„So muss ein modernes Unternehmen aussehen“, findet Marco Baldewein, der seit April 2024 als Betriebsleiter bei EDUARD KRONENBERG arbeitet. Er ist dafür zuständig, dass alle Maschinen ordnungsgemäß laufen. Für den selbsterklärten Vollbluttechniker ein Traumjob.
Der erste „Kontakt“ zwischen Marco Baldewein und EK liegt bereits über zehn Jahre zurück: „Ich bin während der Fertigstellung an der neuen Zentrale vorbeigefahren und die hat Eindruck hinterlassen“, erinnert er sich. Dann gingen aber erst noch einige Jahre ins Land, in denen der heute 40-Jährige unterschiedliche berufliche Stationen absolvierte. Die Stanzbranche zieht sich dabei durch das ganze Arbeitsleben des gelernten Werkzeugmechanikers.
Nach der Ausbildung besuchte er die Abendschule und schloss diese erfolgreich als Maschinenbautechniker ab.
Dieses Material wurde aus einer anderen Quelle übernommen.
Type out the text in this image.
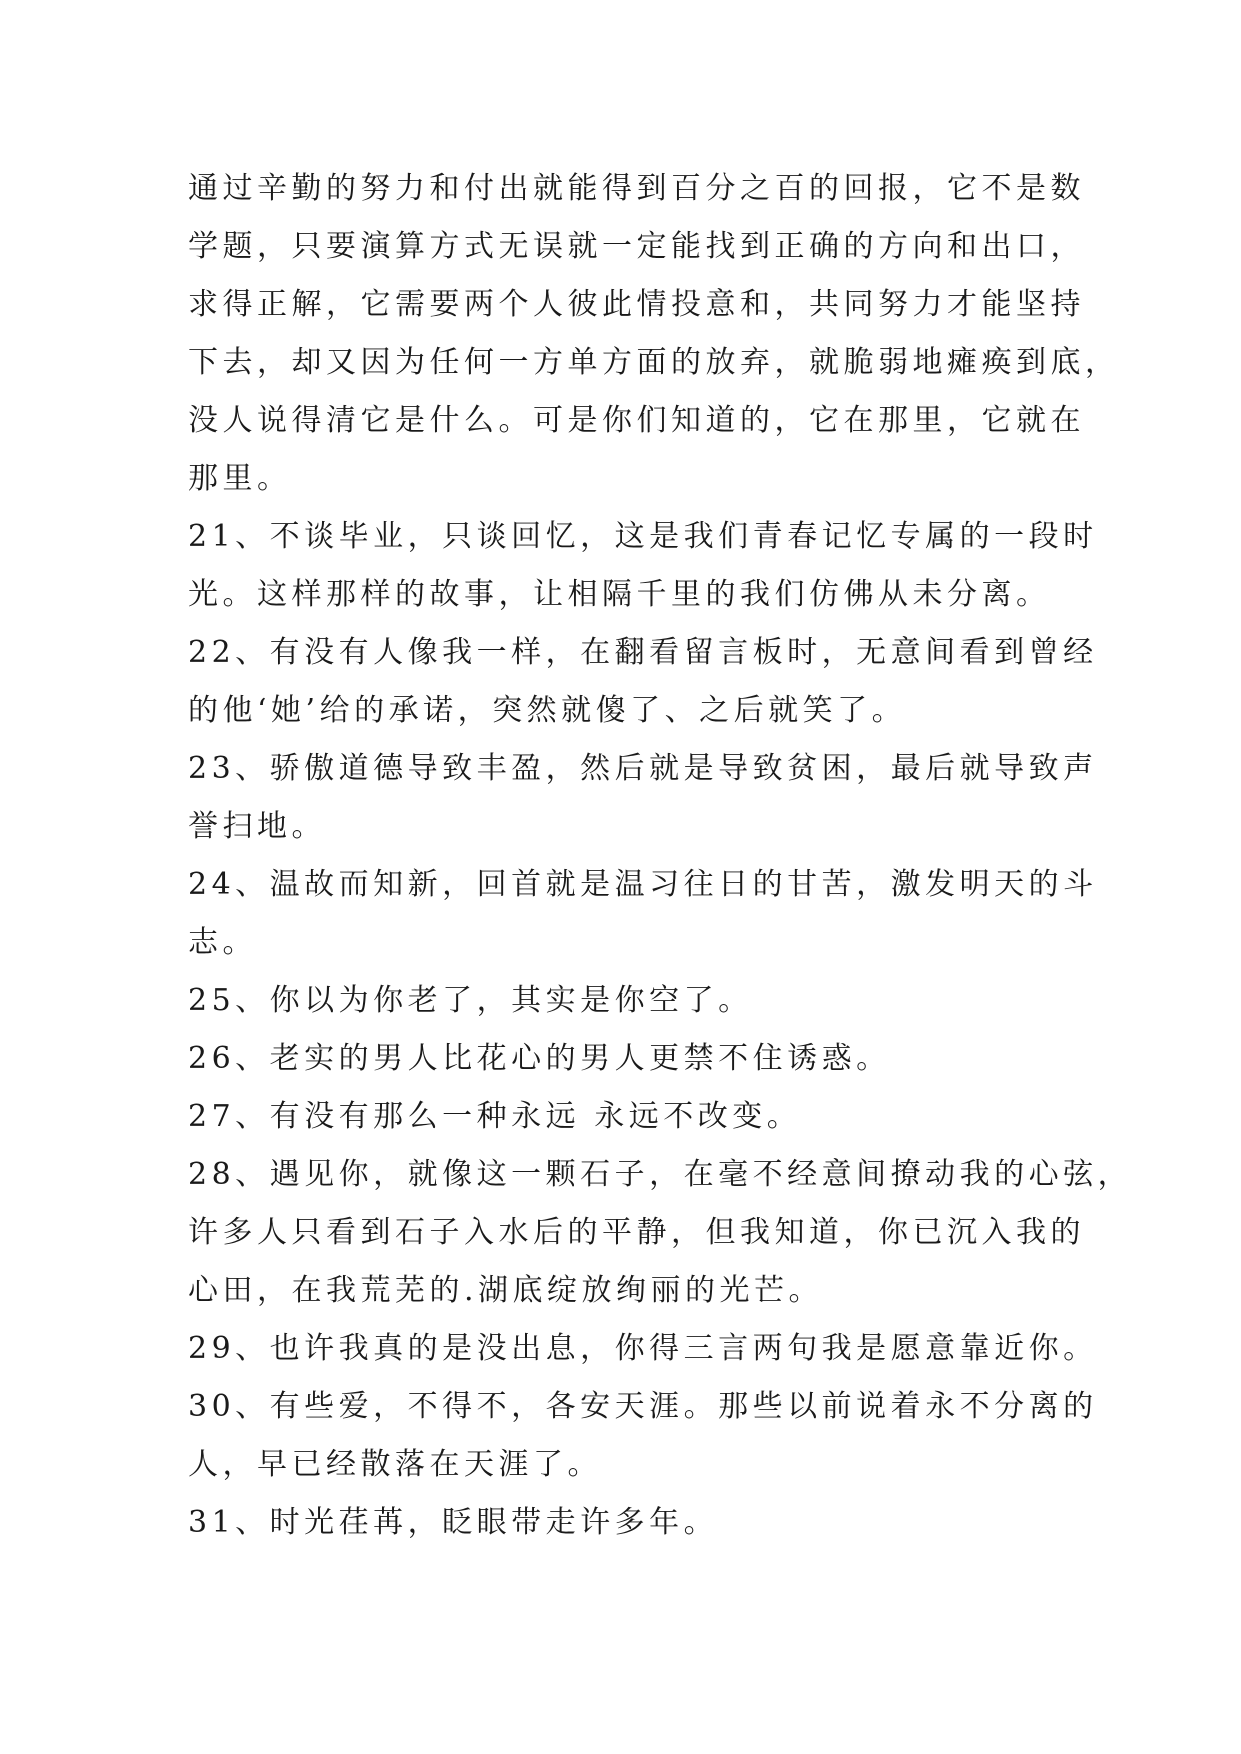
通过辛勤的努力和付出就能得到百分之百的回报，它不是数
学题，只要演算方式无误就一定能找到正确的方向和出口，
求得正解，它需要两个人彼此情投意和，共同努力才能坚持
下去，却又因为任何一方单方面的放弃，就脆弱地瘫痪到底，
没人说得清它是什么。可是你们知道的，它在那里，它就在
那里。
21、不谈毕业，只谈回忆，这是我们青春记忆专属的一段时
光。这样那样的故事，让相隔千里的我们仿佛从未分离。
22、有没有人像我一样，在翻看留言板时，无意间看到曾经
的他‘她’给的承诺，突然就傻了、之后就笑了。
23、骄傲道德导致丰盈，然后就是导致贫困，最后就导致声
誉扫地。
24、温故而知新，回首就是温习往日的甘苦，激发明天的斗
志。
25、你以为你老了，其实是你空了。
26、老实的男人比花心的男人更禁不住诱惑。
27、有没有那么一种永远 永远不改变。
28、遇见你，就像这一颗石子，在毫不经意间撩动我的心弦，
许多人只看到石子入水后的平静，但我知道，你已沉入我的
心田，在我荒芜的.湖底绽放绚丽的光芒。
29、也许我真的是没出息，你得三言两句我是愿意靠近你。
30、有些爱，不得不，各安天涯。那些以前说着永不分离的
人，早已经散落在天涯了。
31、时光荏苒，眨眼带走许多年。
Darauf folgten eine Stelle als Konstrukteur und Tätigkeiten als Abteilungsleiter. Auch im Außendienst als Berater für Hybridteile im Automotive-Sektor hat Marco Baldewein einen umfassenden Eindruck der Branche und zugehörigen Unternehmen gewinnen können. Von dem Netzwerk, das er dabei aufbauen konnte, profitiert er auch heute.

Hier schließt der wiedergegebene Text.